Nuclear Convoy Concerns

in Friday’s Lancaster Guardian….

Nuclear Convoy Concerns  - Lancaster Guardian May 2017.jpg
Overnight Stop in Lancaster Near Schools and Houses for Trident Warheads

Warheads brought through Lancaster……

by Nick Lakin – Lancaster Guardian Thursday May 25th 2017

Concern has been raised over the transportation of nuclear warheads through the Lancashire countryside.

A major military convoy which left the M6 at Junction 34 and made its way to Halton Training Camp sparked debate on social media on Monday May 15th.
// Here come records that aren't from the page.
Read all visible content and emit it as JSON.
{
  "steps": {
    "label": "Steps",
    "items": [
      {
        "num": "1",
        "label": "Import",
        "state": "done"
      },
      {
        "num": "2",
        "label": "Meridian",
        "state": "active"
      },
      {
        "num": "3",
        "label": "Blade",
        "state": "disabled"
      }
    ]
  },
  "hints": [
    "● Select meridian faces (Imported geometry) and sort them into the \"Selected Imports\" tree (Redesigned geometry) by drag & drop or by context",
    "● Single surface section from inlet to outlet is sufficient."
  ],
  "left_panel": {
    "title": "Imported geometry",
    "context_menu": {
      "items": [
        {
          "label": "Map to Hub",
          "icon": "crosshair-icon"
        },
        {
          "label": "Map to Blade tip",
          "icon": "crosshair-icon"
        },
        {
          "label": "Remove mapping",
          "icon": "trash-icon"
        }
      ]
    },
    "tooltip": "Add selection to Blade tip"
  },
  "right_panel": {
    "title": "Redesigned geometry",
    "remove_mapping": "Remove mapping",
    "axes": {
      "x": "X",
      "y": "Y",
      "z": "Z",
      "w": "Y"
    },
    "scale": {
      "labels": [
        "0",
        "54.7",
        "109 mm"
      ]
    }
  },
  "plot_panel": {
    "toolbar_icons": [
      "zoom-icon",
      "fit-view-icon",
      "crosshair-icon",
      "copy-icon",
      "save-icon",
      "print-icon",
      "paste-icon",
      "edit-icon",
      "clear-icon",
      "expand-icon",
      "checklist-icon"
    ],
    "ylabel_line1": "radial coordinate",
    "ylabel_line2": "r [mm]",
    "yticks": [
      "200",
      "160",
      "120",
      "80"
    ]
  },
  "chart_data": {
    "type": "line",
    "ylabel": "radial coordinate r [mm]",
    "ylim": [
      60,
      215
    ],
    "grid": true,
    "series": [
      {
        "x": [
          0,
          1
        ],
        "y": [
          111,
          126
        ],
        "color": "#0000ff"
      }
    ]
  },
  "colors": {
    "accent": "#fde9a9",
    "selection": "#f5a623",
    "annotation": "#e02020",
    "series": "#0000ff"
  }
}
The convoy of trucks and HGVs with police escort is believed to have stopped off overnight at the Ministry of Defence site in Halton Road before rejoining the M6 the next day to make its way to Scotland.

Philip Gilligan from Milnthorpe, said he was concerned about reports that an accident involving one of the convoys could trigger a nuclear reaction.  He added: “It is nothing short of madness to transport nuclear warheads on our local motorways.

“Its surely time to ban all nuclear convoys from our roads.”

The organisation Nukewatch, a campaign group which “monitors and track the movement of British WMD’s from Aldermaston in Berkshire to Coulport on the West Coast of Scotland.” said that the most recent convoy left the “Atomic Weapons Establishment” at Burghfield on the morning of Monday May 15th 2017.

It headed along the M4 and up the A34 to join the M40 at junction 9.

It then pulled over onto the hard shoulder requiring the police to stop all traffic to allow a tow truck to hitch up to the rear of one of the vehicles.

The website says the convoy “appears to have spent the night at Halton Training Camp” before continuing its journey up the M6, M76, M80, M9 and A811 to Coulport.

Eyewitnesses in Lancaster reported seeing armed military police guarding the entrance of Halton Training Camp.

Dr Stuart Parkinson, a Lancaster resident and executive director of Scientists for Global Responsibility, said ” I’m especially concerned that the Halton base has been used as an overnight stop for a nuclear weapons convoy.  It is near homes and only a mile from a primary school.  Transport of these warheads creates unique risks to health, safety and the environment. Unplannedd events do occur – as the breakdown earlier in the day shows”

The Ministry of Defence said it did not comment on specific convoy movements.